— Да и вы, кажется, говорили мало, — заметил Литвинов.

Потугин вздохнул.

— Другие уж больно много рассуждали-с. Я слушал. Ну что, — прибавил он, помолчав немного и как-то забавно уставив брови, — понравилось вам наше Вавилонское столпотворение?

— Именно столпотворение. Вы прекрасно сказали. Мне всё хотелось спросить у этих господ, из чего они так хлопочут?

Потугин опять вздохнул.

— В том-то и штука, что они и сами этого не ведают-с. В прежние времена про них бы так выразились: «Они, мол, слепые орудия высших целей»; ну, а теперь мы употребляем более резкие эпитеты. И заметьте, что собственно я нисколько не намерен обвинять их; скажу более, они все… то есть почти все, прекрасные люди. Про г-жу Суханчикову я, например, наверное знаю очень много хорошего: она последние свои деньги отдала двум бедным племянницам. Положим, тут действовало желание пощеголять, порисоваться, но согласитесь, замечательное самоотвержение в женщине, которая сама небогата!

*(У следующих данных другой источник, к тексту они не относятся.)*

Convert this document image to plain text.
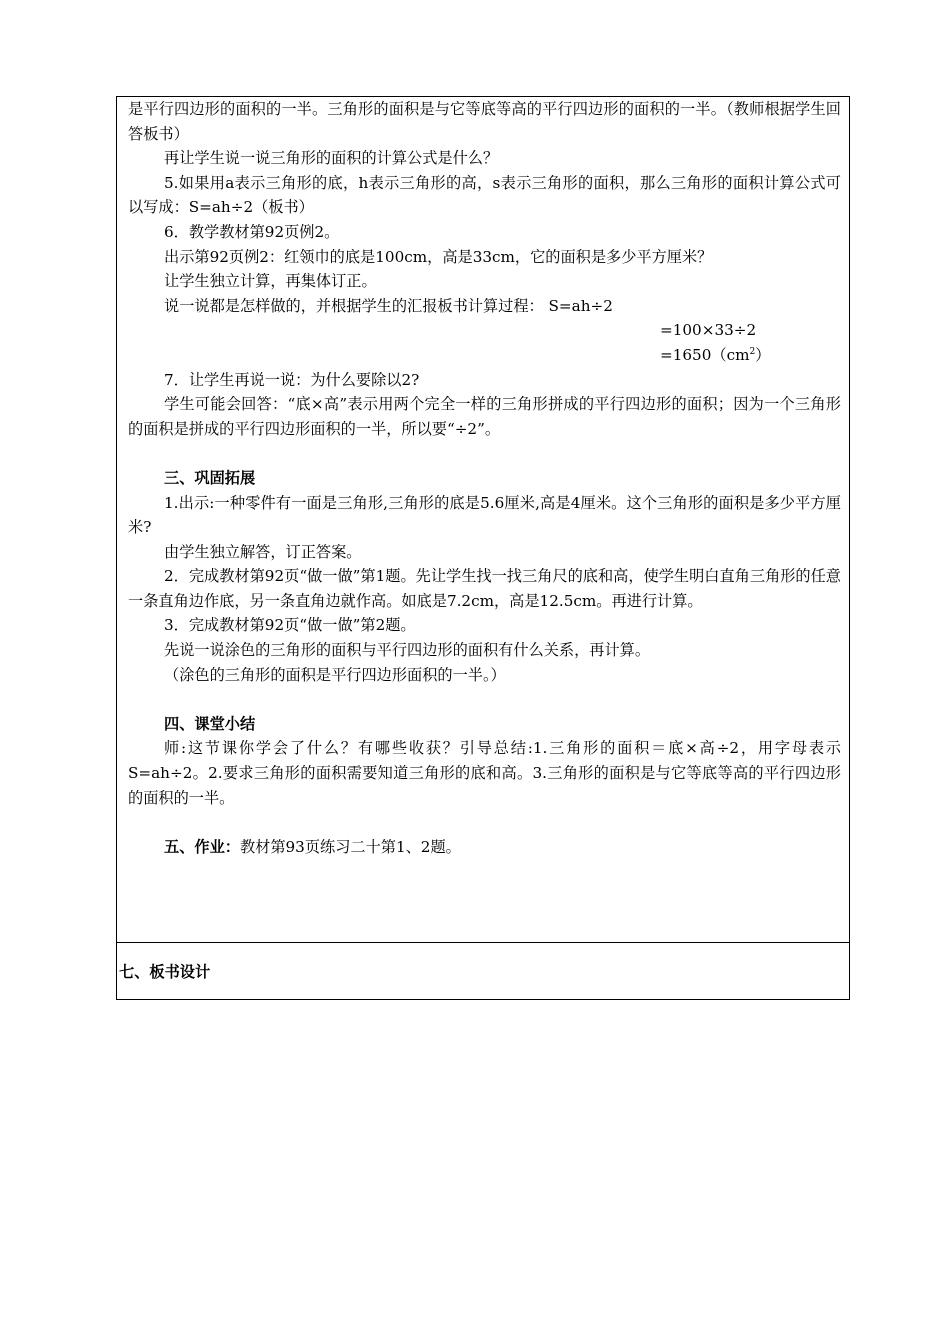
是平行四边形的面积的一半。三角形的面积是与它等底等高的平行四边形的面积的一半。（教师根据学生回答板书）

再让学生说一说三角形的面积的计算公式是什么？

5.如果用a表示三角形的底，h表示三角形的高，s表示三角形的面积，那么三角形的面积计算公式可以写成：S=ah÷2（板书）

6．教学教材第92页例2。

出示第92页例2：红领巾的底是100cm，高是33cm，它的面积是多少平方厘米？

让学生独立计算，再集体订正。

说一说都是怎样做的，并根据学生的汇报板书计算过程： S=ah÷2

=100×33÷2
$=1650(cm^2)$

7．让学生再说一说：为什么要除以2?

学生可能会回答：“底×高”表示用两个完全一样的三角形拼成的平行四边形的面积；因为一个三角形的面积是拼成的平行四边形面积的一半，所以要“÷2”。

三、巩固拓展

1.出示:一种零件有一面是三角形,三角形的底是5.6厘米,高是4厘米。这个三角形的面积是多少平方厘米?

由学生独立解答，订正答案。

2．完成教材第92页“做一做”第1题。先让学生找一找三角尺的底和高，使学生明白直角三角形的任意一条直角边作底，另一条直角边就作高。如底是7.2cm，高是12.5cm。再进行计算。

3．完成教材第92页“做一做”第2题。

先说一说涂色的三角形的面积与平行四边形的面积有什么关系，再计算。

（涂色的三角形的面积是平行四边形面积的一半。）

四、课堂小结

师:这节课你学会了什么？有哪些收获？引导总结:1.三角形的面积＝底×高÷2，用字母表示S=ah÷2。2.要求三角形的面积需要知道三角形的底和高。3.三角形的面积是与它等底等高的平行四边形的面积的一半。

五、作业：教材第93页练习二十第1、2题。

七、板书设计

Про г-на Пищалкина и говорить нечего; ему непременно, со временем, крестьяне его участка поднесут серебряный кубок в виде арбуза, а может быть, и икону с изображением его ангела, и хотя он им скажет в своей благодарственной речи, что он не заслуживает подобной чести, но это он неправду скажет: он ее заслуживает. У г-на Бамбаева, вашего приятеля, сердце чудное; правда, у него, как у поэта Языкова, который, говорят, воспевал разгул, сидя за книгой и кушая воду*,— восторг собственно ни на что не обращенный, но всё же восторг; и г-н Ворошилов тоже добрейший; он, как все люди его школы, люди золотой доски, точно на ординарцы прислан к науке, к цивилизации, и даже молчит фразисто, но он еще так молод! Да, да, всё это люди отличные, а в результате ничего не выходит; припасы первый сорт, а блюдо хоть в рот не бери.

Литвинов с возрастающим удивлением слушал Потугина: все приемы, все обороты его неторопливой, но самоуверенной речи изобличали и уменье и охоту говорить.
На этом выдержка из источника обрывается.